Altered Hepatic Lipid Metabolism

• Despite normal rates of whole-body lipolysis, hypothyroidism leads to decreased lipid oxidation rates (>50% reduction) combined with 50% increased triglyceride levels, indicating increased triglyceride synthesis 3.
• The combination of normal lipolysis, low lipid oxidation rates, and high triglyceride concentrations is compatible with increased hepatic triglyceride synthesis 3.
• Thyroid hormones directly regulate hepatic lipogenesis, fatty acid β-oxidation, and cholesterol synthesis at transcriptional and post-translational levels 4.

Lipoprotein Composition Changes

Cholesterol Enrichment of TRL

• Hypothyroidism causes substantial cholesterol enrichment of triglyceride-rich lipoproteins, with elevated TRL cholesterol content and increased TRL cholesterol/triglyceride ratio 2.
• Changes in TRL cholesterol correlate strongly with changes in very small TRL (remnant) particles (r = 0.70, P = 0.002) 2.
• This cholesterol enrichment pattern is particularly pronounced in remnant lipoproteins, contributing to their atherogenic potential 2.
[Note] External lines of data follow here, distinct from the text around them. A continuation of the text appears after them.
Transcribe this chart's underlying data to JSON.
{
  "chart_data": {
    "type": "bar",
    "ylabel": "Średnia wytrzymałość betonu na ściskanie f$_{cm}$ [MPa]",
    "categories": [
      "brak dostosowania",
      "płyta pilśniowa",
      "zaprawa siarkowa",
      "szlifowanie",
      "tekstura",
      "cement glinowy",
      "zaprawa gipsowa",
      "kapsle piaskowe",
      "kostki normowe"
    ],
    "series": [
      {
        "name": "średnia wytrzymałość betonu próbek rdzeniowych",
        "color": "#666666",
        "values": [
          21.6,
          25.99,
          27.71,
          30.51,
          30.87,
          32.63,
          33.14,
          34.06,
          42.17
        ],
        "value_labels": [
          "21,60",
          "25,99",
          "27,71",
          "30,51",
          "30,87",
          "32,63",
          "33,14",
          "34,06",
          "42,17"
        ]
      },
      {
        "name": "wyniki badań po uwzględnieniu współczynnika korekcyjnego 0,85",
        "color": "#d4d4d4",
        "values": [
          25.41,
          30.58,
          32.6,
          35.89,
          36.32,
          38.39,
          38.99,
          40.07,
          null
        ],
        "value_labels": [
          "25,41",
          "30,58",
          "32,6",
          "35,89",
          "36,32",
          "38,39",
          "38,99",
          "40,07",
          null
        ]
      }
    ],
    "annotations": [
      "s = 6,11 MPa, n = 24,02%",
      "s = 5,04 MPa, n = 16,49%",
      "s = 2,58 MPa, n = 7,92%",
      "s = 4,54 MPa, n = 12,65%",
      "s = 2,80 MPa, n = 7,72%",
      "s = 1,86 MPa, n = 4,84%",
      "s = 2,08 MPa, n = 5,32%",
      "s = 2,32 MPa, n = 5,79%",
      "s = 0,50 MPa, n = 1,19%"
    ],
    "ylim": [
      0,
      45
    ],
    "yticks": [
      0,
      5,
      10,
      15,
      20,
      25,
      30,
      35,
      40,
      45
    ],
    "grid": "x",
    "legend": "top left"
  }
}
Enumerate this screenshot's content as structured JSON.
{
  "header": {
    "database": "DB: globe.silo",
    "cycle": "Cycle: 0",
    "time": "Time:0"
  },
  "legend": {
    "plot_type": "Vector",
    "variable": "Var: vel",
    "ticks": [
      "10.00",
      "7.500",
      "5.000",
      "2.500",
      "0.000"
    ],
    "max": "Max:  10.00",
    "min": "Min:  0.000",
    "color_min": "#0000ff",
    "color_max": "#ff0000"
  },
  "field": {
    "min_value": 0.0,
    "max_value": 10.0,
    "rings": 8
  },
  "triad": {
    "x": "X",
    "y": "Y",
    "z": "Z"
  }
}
Multiple Lipoprotein Abnormalities

• Hypothyroidism leads to substantial increases (>30%) in total cholesterol, LDL cholesterol, non-HDL cholesterol, triglycerides, and both TRL and LDL particle concentrations 2.
• The condition also contributes to production of dysfunctional HDL particles 5.

Secondary Factors

Metabolic Context

• Hypothyroidism is recognized as a secondary cause requiring evaluation in patients with elevated fasting triglyceride levels 6.
• Additional factors such as obesity or type 2 diabetes are generally required for full expression of severe hypertriglyceridemia phenotypes in the context of hypothyroidism 6.
• Subclinical hypothyroidism may be associated with increased risk of symptomatic hypoglycemia and altered glucose metabolism 6.

Insulin Sensitivity

• Hypothyroid patients demonstrate approximately 30% decreased insulin sensitivity as measured by glucose infusion rate values 3.
• The decreased insulin sensitivity may contribute to the overall lipid metabolic dysfunction 3.

Clinical Implications

The pathophysiology involves a dual mechanism: impaired peripheral clearance of triglyceride-rich particles (primarily through reduced LPL activity) combined with altered hepatic lipid metabolism favoring triglyceride synthesis over oxidation 3, 1. The accumulation of cholesterol-enriched remnant particles represents a particularly atherogenic pattern that may explain cardiovascular risk in hypothyroid patients 2, 5.